Increase Employment Opportunities
The world still generates 66% of electricity from fossil fuels. Along with the development of renewable sources of energy, we still need to cater to the needs of the non-renewable sources already in progress. Fossil fuel production and even nuclear energy production is highly water intensive. Proper access to water can lead to generation of electricity and thus, create a lot of employment opportunities. However, non-renewable sources cannot be considered feasible in the long run.
Help Empower Women
In low income countries, women primarily bear the responsibility of fetching water, which is time-consuming and tiresome. In South Africa, in poor rural households, women who fetch water and fuel wood, spend 25% less time in paid employment. Due to poor sanitation, women and girls have to walk to open defecation sites and are vulnerable to misdeeds. They also have specific hygiene requirements during pregnancy and menstruation. With proper sanitation and easy access to water, time is saved and further, new employment opportunities for women are created.
Help Increase Agricultural Productivity
Agriculture is known to be the biggest user of water, and adequate availability of water will lead to agricultural efficiency.
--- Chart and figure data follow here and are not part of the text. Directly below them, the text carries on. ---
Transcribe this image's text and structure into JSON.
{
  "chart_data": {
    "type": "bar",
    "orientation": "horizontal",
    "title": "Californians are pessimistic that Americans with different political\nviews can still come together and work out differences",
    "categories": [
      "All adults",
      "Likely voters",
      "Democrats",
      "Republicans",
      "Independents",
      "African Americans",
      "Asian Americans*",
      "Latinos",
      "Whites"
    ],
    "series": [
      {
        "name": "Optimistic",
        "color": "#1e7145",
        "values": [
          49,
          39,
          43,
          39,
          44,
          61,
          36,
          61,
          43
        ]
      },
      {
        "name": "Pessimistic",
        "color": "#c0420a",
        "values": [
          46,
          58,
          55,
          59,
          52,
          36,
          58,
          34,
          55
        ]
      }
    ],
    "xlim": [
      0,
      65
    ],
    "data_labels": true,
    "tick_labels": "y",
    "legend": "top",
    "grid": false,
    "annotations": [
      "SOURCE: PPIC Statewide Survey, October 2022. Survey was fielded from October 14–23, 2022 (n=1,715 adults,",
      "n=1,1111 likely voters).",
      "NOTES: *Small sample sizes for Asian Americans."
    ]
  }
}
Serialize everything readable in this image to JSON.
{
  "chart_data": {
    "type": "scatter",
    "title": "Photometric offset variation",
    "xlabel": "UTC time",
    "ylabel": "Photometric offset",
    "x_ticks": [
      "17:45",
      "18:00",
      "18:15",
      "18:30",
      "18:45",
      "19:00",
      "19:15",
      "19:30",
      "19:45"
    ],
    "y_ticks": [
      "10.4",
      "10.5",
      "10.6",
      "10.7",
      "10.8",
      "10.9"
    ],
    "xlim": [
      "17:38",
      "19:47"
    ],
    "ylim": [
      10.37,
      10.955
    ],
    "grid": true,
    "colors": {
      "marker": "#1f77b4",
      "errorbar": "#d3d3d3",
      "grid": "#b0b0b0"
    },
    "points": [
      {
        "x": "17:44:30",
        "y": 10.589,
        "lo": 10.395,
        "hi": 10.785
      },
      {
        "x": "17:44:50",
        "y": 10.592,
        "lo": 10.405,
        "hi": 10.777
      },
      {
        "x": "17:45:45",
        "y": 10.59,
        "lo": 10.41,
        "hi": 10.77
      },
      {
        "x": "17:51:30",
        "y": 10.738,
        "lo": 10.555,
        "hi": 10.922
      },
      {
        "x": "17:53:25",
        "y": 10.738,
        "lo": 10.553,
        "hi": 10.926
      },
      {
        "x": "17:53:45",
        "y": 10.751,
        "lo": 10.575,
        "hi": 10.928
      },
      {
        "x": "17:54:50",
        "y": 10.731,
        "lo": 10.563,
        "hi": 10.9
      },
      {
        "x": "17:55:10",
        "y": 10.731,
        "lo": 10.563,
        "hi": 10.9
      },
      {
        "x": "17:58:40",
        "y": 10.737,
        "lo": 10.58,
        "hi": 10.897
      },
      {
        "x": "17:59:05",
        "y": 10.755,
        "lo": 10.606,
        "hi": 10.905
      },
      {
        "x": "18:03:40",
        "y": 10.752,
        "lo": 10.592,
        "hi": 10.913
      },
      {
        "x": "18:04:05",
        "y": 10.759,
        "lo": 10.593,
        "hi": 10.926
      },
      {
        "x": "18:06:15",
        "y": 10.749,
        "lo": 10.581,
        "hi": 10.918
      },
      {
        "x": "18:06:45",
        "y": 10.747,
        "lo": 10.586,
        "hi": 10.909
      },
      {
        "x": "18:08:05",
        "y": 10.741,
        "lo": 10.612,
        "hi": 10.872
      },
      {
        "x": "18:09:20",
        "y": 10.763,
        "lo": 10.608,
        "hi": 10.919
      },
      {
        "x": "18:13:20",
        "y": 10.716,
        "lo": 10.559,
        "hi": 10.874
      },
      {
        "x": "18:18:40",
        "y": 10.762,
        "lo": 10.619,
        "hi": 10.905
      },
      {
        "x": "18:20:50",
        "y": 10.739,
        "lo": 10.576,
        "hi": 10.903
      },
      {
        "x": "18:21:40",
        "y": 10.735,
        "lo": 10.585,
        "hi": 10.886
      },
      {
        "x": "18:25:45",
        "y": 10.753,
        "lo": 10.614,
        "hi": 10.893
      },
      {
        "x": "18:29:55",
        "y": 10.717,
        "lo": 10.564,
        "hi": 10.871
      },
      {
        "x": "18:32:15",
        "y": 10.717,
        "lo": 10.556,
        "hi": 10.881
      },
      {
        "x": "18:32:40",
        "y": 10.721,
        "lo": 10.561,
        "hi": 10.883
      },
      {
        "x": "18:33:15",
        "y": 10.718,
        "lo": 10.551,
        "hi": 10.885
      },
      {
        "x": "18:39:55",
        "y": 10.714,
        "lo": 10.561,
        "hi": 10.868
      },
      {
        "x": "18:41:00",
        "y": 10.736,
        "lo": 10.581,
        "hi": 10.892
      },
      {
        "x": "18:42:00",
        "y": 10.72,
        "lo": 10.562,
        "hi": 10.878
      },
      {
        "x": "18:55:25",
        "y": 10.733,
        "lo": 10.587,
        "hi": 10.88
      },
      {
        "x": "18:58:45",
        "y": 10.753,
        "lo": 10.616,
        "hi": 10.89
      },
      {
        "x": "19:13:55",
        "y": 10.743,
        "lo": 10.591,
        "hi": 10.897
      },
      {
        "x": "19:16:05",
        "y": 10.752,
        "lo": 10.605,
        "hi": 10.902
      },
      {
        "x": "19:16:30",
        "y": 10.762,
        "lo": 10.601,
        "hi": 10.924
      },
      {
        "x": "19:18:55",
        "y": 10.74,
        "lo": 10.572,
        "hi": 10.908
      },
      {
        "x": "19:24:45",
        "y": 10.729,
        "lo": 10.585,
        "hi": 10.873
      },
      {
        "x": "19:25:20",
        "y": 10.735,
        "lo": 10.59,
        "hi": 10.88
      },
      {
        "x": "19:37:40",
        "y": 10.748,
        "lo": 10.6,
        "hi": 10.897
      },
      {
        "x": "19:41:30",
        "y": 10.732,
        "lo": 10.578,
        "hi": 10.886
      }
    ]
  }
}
With the rise in populations, demand for food has been increasing exponentially. Efficient and precise irrigation methods along the agrifood chain can help salvage water and energy.
It is in fact surprising to see how water has the ability to change lives, to such an extent that it can improve standards of living. Thus, there is an urgent need to create awareness and work towards protecting the sources of water and help everyone get their fair share. Traditional methods like rainwater harvesting are a great measure to work towards conservation of water. Renewable sources of energy reduce dependence on water to generate electricity. Solar powered irrigation pumps are also a great alternative that work towards a definite usage of water, mechanized with a sustainable solution.
It’s time we appreciate what we have, before it turns into something we used to have.